A treacherous servant gave intelligence of this to the inquisitors, and an officer was despatched to the son to demand the chests. The son, supposing the officer only came for Constantine’s books, said, “I know what you come for, and I will fetch them to you immediately.” He then fetched Dr. Constantine’s books and papers, when the officer was greatly surprised to find what he did not look for. He, however, told the young man that he was glad these books and papers were produced, but nevertheless he must fulfill the end of his commission, which was to carry him and the goods he had embezzled before the inquisitors, which he did accordingly; for the young man knew it would be in vain to expostulate, or resist, and therefore quietly submitted to his fate.

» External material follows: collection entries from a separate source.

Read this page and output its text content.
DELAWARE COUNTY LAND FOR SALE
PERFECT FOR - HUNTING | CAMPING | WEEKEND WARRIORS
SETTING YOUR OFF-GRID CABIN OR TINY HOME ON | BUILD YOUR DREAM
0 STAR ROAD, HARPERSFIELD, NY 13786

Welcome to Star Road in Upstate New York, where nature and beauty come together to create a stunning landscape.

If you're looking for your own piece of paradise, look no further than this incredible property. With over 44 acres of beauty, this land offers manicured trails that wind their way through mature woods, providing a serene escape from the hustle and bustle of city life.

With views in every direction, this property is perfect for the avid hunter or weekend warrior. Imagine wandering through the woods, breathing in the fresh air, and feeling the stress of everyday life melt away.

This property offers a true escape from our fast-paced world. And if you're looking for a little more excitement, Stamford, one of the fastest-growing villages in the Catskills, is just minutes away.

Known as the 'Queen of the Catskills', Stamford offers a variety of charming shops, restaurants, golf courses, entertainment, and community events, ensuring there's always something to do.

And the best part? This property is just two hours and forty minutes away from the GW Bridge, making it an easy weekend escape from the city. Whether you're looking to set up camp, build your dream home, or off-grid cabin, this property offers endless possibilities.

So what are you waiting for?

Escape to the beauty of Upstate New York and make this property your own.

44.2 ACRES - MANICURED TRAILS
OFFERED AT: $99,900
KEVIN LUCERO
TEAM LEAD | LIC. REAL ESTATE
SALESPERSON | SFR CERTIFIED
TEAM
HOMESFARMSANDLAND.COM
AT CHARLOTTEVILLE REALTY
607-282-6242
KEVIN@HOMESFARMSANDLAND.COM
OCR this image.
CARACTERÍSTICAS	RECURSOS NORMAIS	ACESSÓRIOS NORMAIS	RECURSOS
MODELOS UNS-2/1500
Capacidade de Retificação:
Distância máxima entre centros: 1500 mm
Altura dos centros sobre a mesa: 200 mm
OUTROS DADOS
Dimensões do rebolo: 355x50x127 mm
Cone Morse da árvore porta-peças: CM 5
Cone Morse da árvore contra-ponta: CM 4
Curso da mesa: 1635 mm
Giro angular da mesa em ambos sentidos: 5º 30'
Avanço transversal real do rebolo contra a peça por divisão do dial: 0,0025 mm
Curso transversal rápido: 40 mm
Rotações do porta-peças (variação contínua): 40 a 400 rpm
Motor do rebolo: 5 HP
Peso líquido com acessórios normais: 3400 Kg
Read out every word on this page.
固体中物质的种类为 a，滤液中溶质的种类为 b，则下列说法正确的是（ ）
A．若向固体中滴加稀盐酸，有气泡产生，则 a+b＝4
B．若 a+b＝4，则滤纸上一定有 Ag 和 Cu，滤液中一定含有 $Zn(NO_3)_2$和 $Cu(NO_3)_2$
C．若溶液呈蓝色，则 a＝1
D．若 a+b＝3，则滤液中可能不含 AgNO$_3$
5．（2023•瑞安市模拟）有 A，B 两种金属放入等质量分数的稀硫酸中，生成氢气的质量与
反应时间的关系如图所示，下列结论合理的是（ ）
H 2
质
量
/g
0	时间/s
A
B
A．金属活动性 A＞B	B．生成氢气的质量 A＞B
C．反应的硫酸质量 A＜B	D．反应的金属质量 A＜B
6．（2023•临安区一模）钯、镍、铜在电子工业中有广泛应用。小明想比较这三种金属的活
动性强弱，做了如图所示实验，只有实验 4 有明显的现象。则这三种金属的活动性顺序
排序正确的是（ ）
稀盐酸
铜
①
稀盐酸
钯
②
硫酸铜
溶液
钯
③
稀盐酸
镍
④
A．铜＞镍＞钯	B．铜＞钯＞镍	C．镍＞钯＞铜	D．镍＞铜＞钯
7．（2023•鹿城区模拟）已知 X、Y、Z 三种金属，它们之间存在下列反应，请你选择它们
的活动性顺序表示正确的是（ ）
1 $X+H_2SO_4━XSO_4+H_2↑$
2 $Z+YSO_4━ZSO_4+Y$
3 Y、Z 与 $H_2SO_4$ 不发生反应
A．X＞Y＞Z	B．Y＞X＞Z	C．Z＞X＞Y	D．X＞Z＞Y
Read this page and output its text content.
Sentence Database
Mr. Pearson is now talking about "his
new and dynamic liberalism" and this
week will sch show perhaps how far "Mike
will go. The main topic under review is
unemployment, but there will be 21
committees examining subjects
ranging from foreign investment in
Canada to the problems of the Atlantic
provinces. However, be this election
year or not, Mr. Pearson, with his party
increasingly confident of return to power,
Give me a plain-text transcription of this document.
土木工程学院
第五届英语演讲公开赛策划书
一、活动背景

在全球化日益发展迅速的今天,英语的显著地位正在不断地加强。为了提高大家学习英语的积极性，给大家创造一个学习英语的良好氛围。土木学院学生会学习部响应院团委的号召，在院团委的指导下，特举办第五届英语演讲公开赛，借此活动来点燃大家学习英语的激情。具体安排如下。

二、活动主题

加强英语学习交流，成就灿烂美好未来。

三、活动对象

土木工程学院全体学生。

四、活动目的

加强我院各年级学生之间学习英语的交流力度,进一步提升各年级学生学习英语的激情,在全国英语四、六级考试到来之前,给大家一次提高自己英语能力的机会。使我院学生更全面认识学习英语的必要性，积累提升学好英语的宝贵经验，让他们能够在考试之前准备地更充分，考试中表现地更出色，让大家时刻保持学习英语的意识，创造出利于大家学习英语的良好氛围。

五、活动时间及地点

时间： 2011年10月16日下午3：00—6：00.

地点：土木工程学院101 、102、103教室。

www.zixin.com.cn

The inquisitors being thus possessed of Constantine’s books and writings, now found matter sufficient to form charges against him. When he was brought to a re-examination, they presented one of his papers, and asked him if he knew the handwriting? Perceiving it was his own, he guessed the whole matter, confessed the writing, and justified the doctrine it contained: saying, “In that, and all my other writings, I have never departed from the truth of the Gospel, but have always kept in view the pure precepts of Christ, as He delivered them to mankind.”
After being detained upwards of two years in prison, Dr. Constantine was seized with a bloody flux, which put an end to his miseries in this world. The process, however, was carried on against his body, which, at the ensuing auto da fe, was publicly burnt.